Virginia Raggi caccia il vignettista Marione e gli revoca l’incarico . Il fumettista romano Mario Improta, è finito nel tritacarne politico per una sua vignetta in cui ha offeso gli ebrei. Secondo la ricostruzione fornita dall’Adnkronos, la Raggi ha sentito telefonicamente il disegnatore. E gli ha chiesto di interrompere immediatamente la collaborazione a titolo gratuito con Roma Capitale. La vignetta finita sott’accusa ritraeva l’Unione europea come il lager nazista di Auschwitz, con Boris Johnson esultante e in fuga da un campo di sterminio. Erano subito scoppiate le polemiche. Il Pd lo aveva attaccato: «Questo vignettista offende la città di Roma e l’olocausto, Raggi gli ritiri la collaborazione con il Comune».

Raggi e il vignettista Marione

Marione prima aveva replicato sarcasticamente sostituendo il lager con una latrina gigante. Poi, rivolgendosi direttamente a chi nel Pd lo aveva accusato, aveva disegnato l’Unione europea come il castello delle favole di Disney. Disegno accompagnato da un post: «Vignette satiriche per piddini.‬ ‪Vi ringrazio, il vostro livore è la garanzia che sono dalla parte giusta della storia.‬ Vi prenderò così tanto per il culo che sarete costretti a girare con una maschera.‬ ‪Diversa da quella da servi infami che indossate ora».‬

Le polemiche

La Raggi travolta dalle polemiche aveva preso le distanze, sottolineando come la vignetta incriminata non aveva «nulla a che vedere con l’amministrazione ma ci tengo a dire che non rappresenta il mio pensiero e contrasta con la mia sensibilità su temi che mi hanno sempre vista impegnata in prima persona».  Parole che però non sono bastate a placare gli animi. Anche oggi il Pd ha chiesto le sue scuse. Durissimo il post su Twitter del piddino Filippo Sensi.  «Non ho ancora sentito le scuse di @virginiaraggi per avere affidato a #Marione la sua campagna di educazione civica (sic!) nelle scuole.

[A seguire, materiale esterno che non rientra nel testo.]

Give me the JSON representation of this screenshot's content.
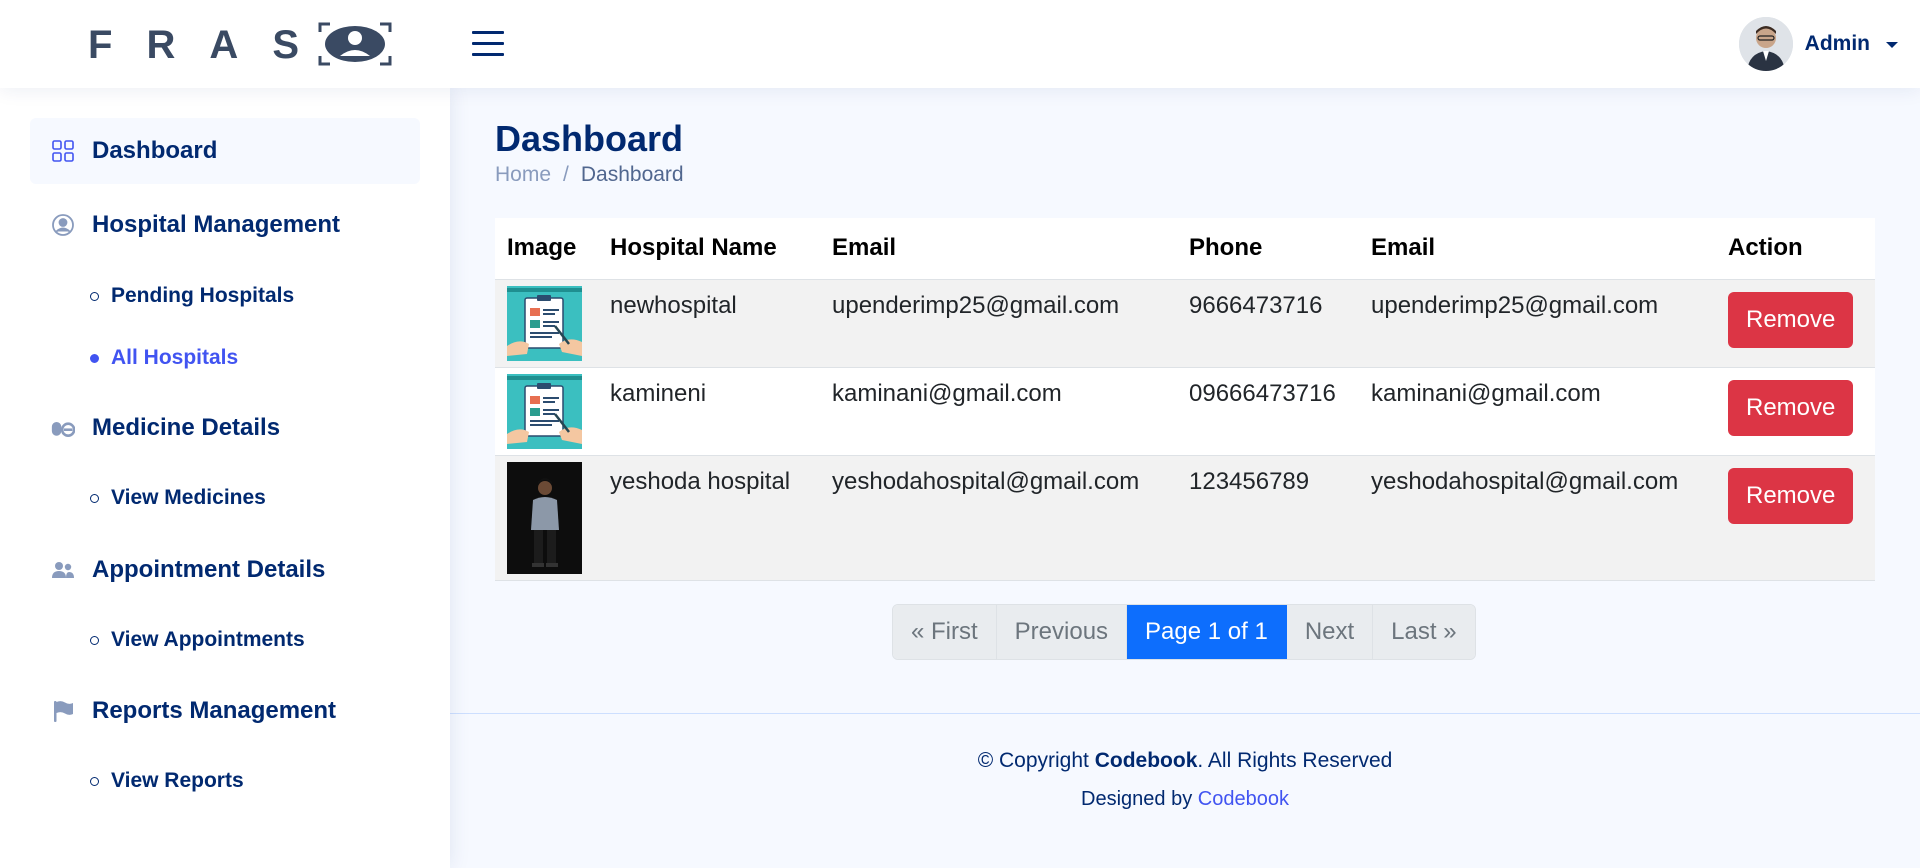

Pagata dai romani. Non ho ancora sentito parole chiare e l’interruzione ora di una collaborazione andata avanti in tutti questi giorni #shame». Alla fine Virginia Raggi ha ceduto. Marione da qualche settimana curava la sua campagna di comunicazione di Virginia con vignette che la ritraevano come l’eroina di un manga giapponese.